Many childhood desires don't continue into adulthood, he argues. "But to raise a child as an opposite-sex child reinforces that desire whether or not the desire would have remained. … I'm not saying there's no case. I just think that parents can be over-liberal about it." With children, he says, the correct approach is to "keep options open, rather than closing them."

It's lunchtime on the second day of the Trans-health Conference, and a small group of parents with trans children have gathered around a table in a crowded hall. Though some admit they'd never heard the word "transgender" before a doctor said it to them, they're all experts on trans issues now.

The relief of being in a circle of like-minded people is palpable as the parents parry arguments that are regularly hurled against them. They chafe at the notion that they're being "over-liberal." As with gays and lesbians accused of fabricating their orientation, they ask, "Who would choose this?" They also reject the suggestion that they are too lenient with their children.

"I certainly discipline my child," Stephanie says. "She's not allowed to go to the movies alone, she has a bedtime. This isn't about discipline. This is about recognizing who she is."

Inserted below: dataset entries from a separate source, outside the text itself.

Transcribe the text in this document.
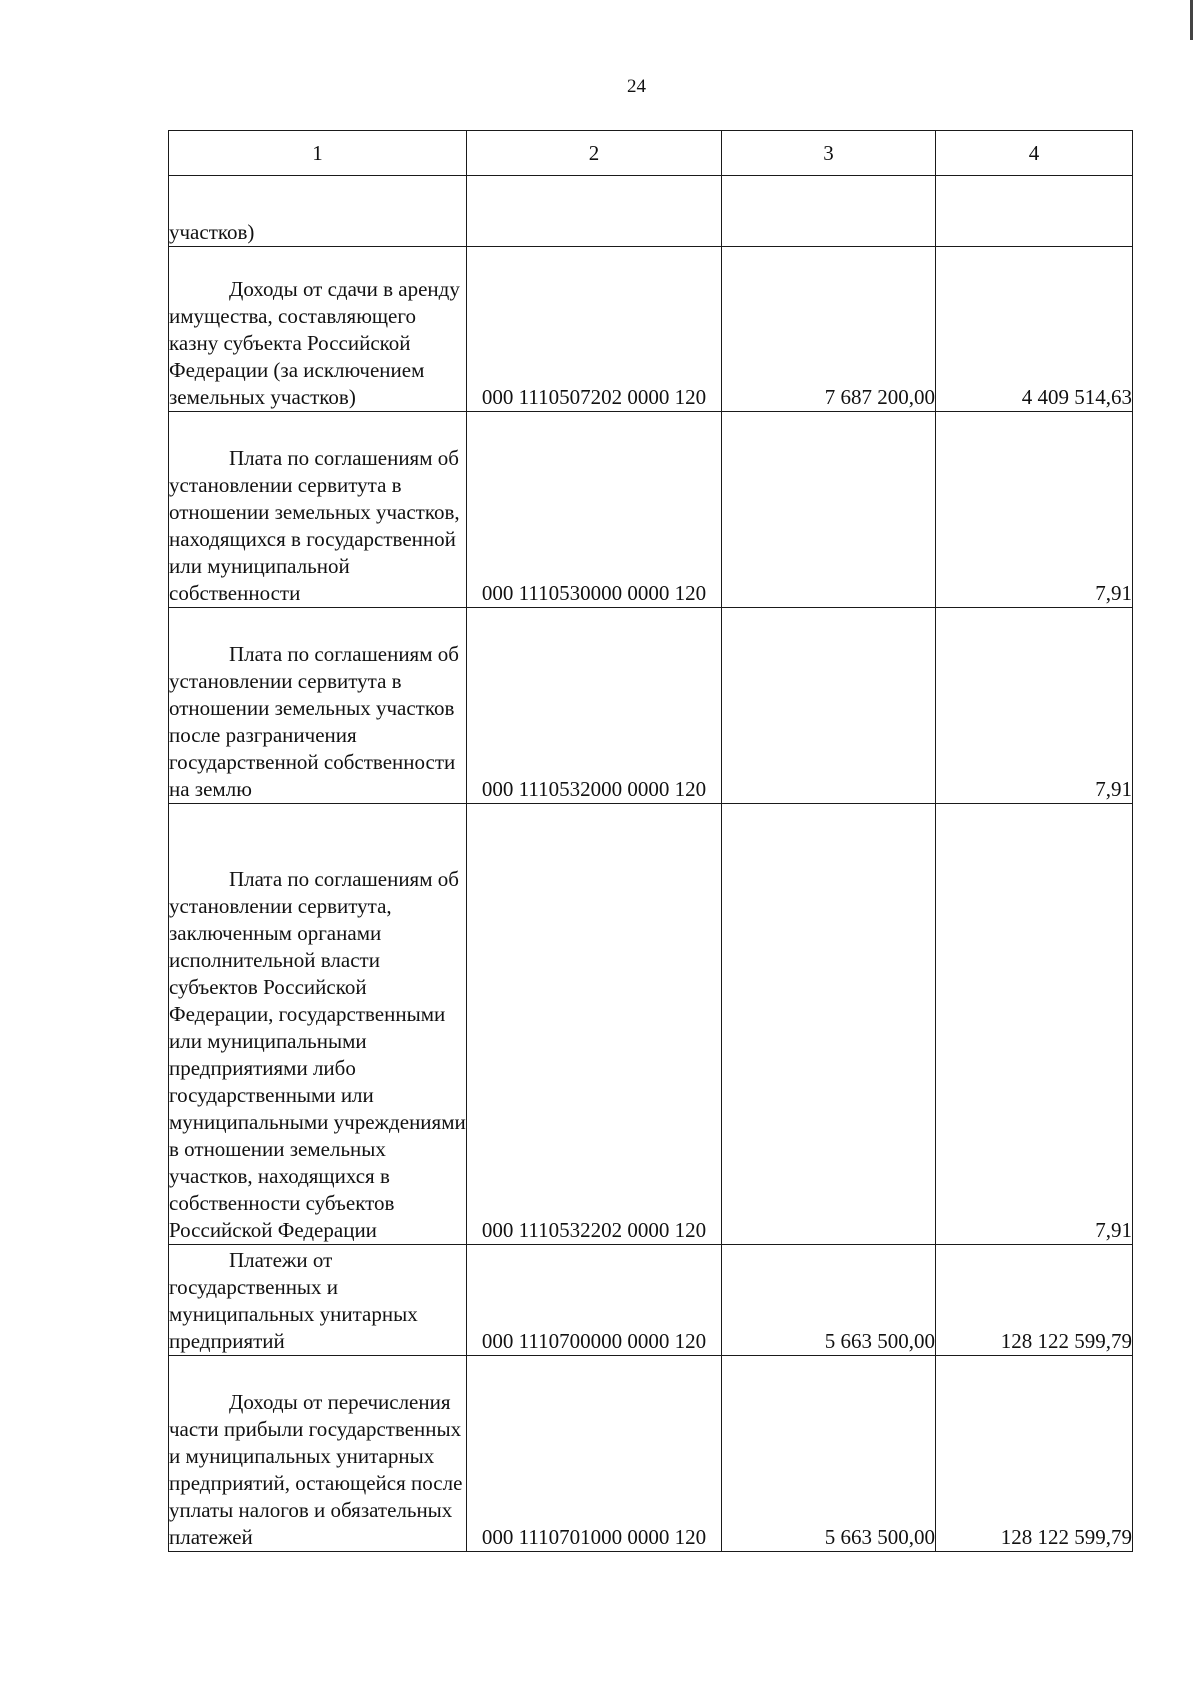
24
1	2	3	4
участков)			

Доходы от сдачи в аренду имущества, составляющего казну субъекта Российской Федерации (за исключением земельных участков)	000 1110507202 0000 120	7 687 200,00	4 409 514,63

Плата по соглашениям об установлении сервитута в отношении земельных участков, находящихся в государственной или муниципальной собственности	000 1110530000 0000 120		7,91

Плата по соглашениям об установлении сервитута в отношении земельных участков после разграничения государственной собственности на землю	000 1110532000 0000 120		7,91

Плата по соглашениям об установлении сервитута, заключенным органами исполнительной власти субъектов Российской Федерации, государственными или муниципальными предприятиями либо государственными или муниципальными учреждениями в отношении земельных участков, находящихся в собственности субъектов Российской Федерации	000 1110532202 0000 120		7,91

Платежи от государственных и муниципальных унитарных предприятий	000 1110700000 0000 120	5 663 500,00	128 122 599,79

Доходы от перечисления части прибыли государственных и муниципальных унитарных предприятий, остающейся после уплаты налогов и обязательных платежей	000 1110701000 0000 120	5 663 500,00	128 122 599,79
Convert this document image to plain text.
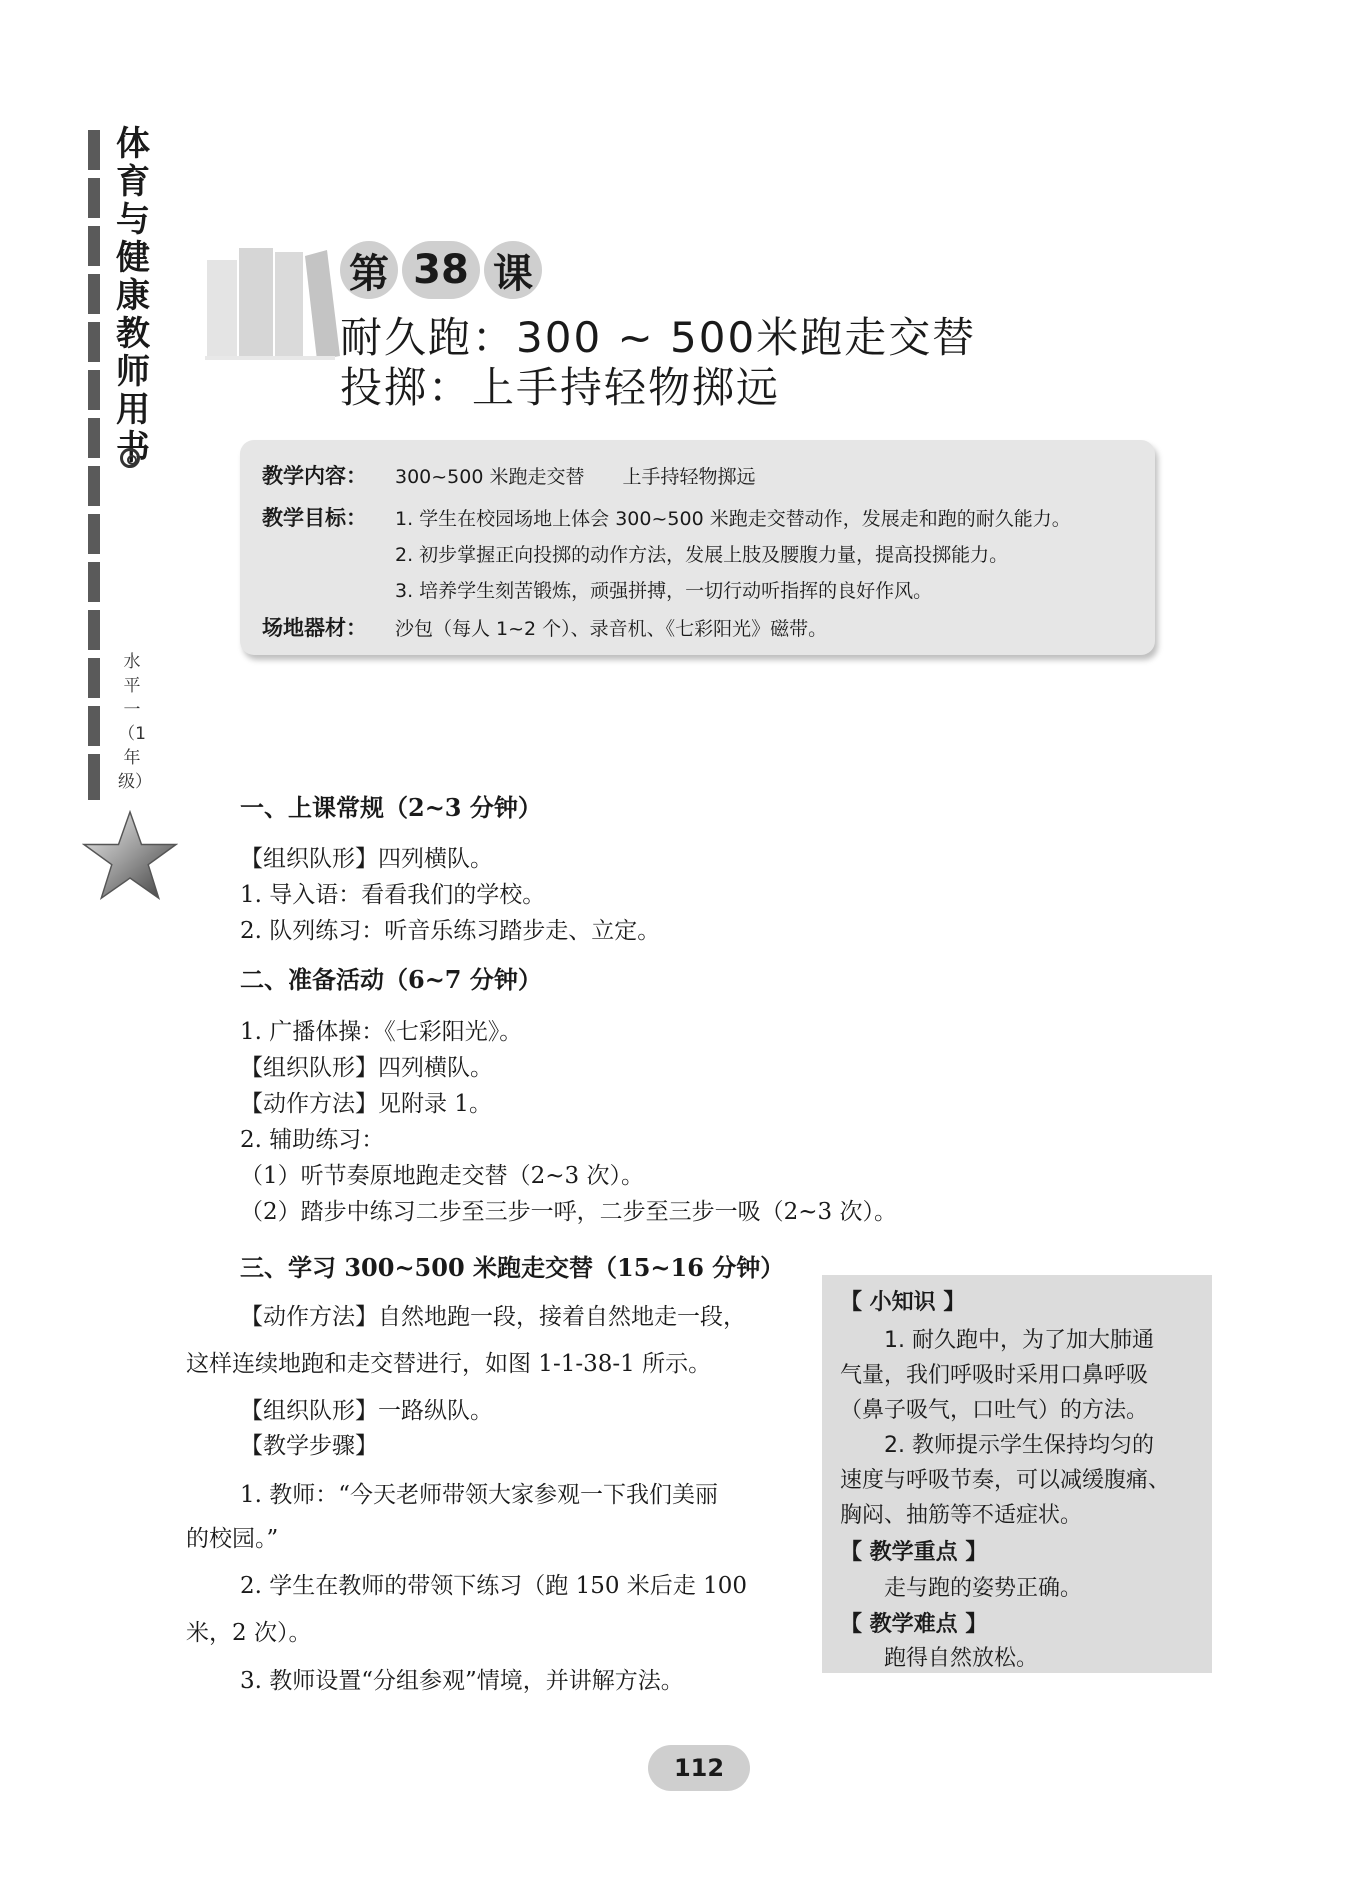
体育与健康教师用书
水平一（1年级）
第 38 课
耐久跑：300 ~ 500米跑走交替
投掷：上手持轻物掷远
教学内容： 300~500 米跑走交替　　上手持轻物掷远
教学目标： 1. 学生在校园场地上体会 300~500 米跑走交替动作，发展走和跑的耐久能力。
2. 初步掌握正向投掷的动作方法，发展上肢及腰腹力量，提高投掷能力。
3. 培养学生刻苦锻炼，顽强拼搏，一切行动听指挥的良好作风。
场地器材： 沙包（每人 1~2 个）、录音机、《七彩阳光》磁带。
一、上课常规（2~3 分钟）
【组织队形】四列横队。
1. 导入语：看看我们的学校。
2. 队列练习：听音乐练习踏步走、立定。
二、准备活动（6~7 分钟）
1. 广播体操：《七彩阳光》。
【组织队形】四列横队。
【动作方法】见附录 1。
2. 辅助练习：
（1）听节奏原地跑走交替（2~3 次）。
（2）踏步中练习二步至三步一呼，二步至三步一吸（2~3 次）。
三、学习 300~500 米跑走交替（15~16 分钟）
【动作方法】自然地跑一段，接着自然地走一段，
这样连续地跑和走交替进行，如图 1-1-38-1 所示。
【组织队形】一路纵队。
【教学步骤】
1. 教师：“今天老师带领大家参观一下我们美丽
的校园。”
2. 学生在教师的带领下练习（跑 150 米后走 100
米，2 次）。
3. 教师设置“分组参观”情境，并讲解方法。
【 小知识 】
1. 耐久跑中，为了加大肺通
气量，我们呼吸时采用口鼻呼吸
（鼻子吸气，口吐气）的方法。
2. 教师提示学生保持均匀的
速度与呼吸节奏，可以减缓腹痛、
胸闷、抽筋等不适症状。
【 教学重点 】
走与跑的姿势正确。
【 教学难点 】
跑得自然放松。
112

Even their lexicon suggests mastery. They deliver confusing pronouns with nary a pause, and don't say "transgender" when they mean "transsexual," or vice versa. Some of them even take exception to the term "Gender Identity Disorder," because it "pathologizes" their children's condition. But for all this, there is one question that throws these parents off. No manual exists for raising a trans kid, and very little research has been done on how they'll mature. So how do they decide what happens next?

Stephanie admits it's a difficult question. Then she says something that gets everyone nodding in agreement.

"I know I can only work with today," she says. "There is no commitment to a gender. Tomorrow's another day."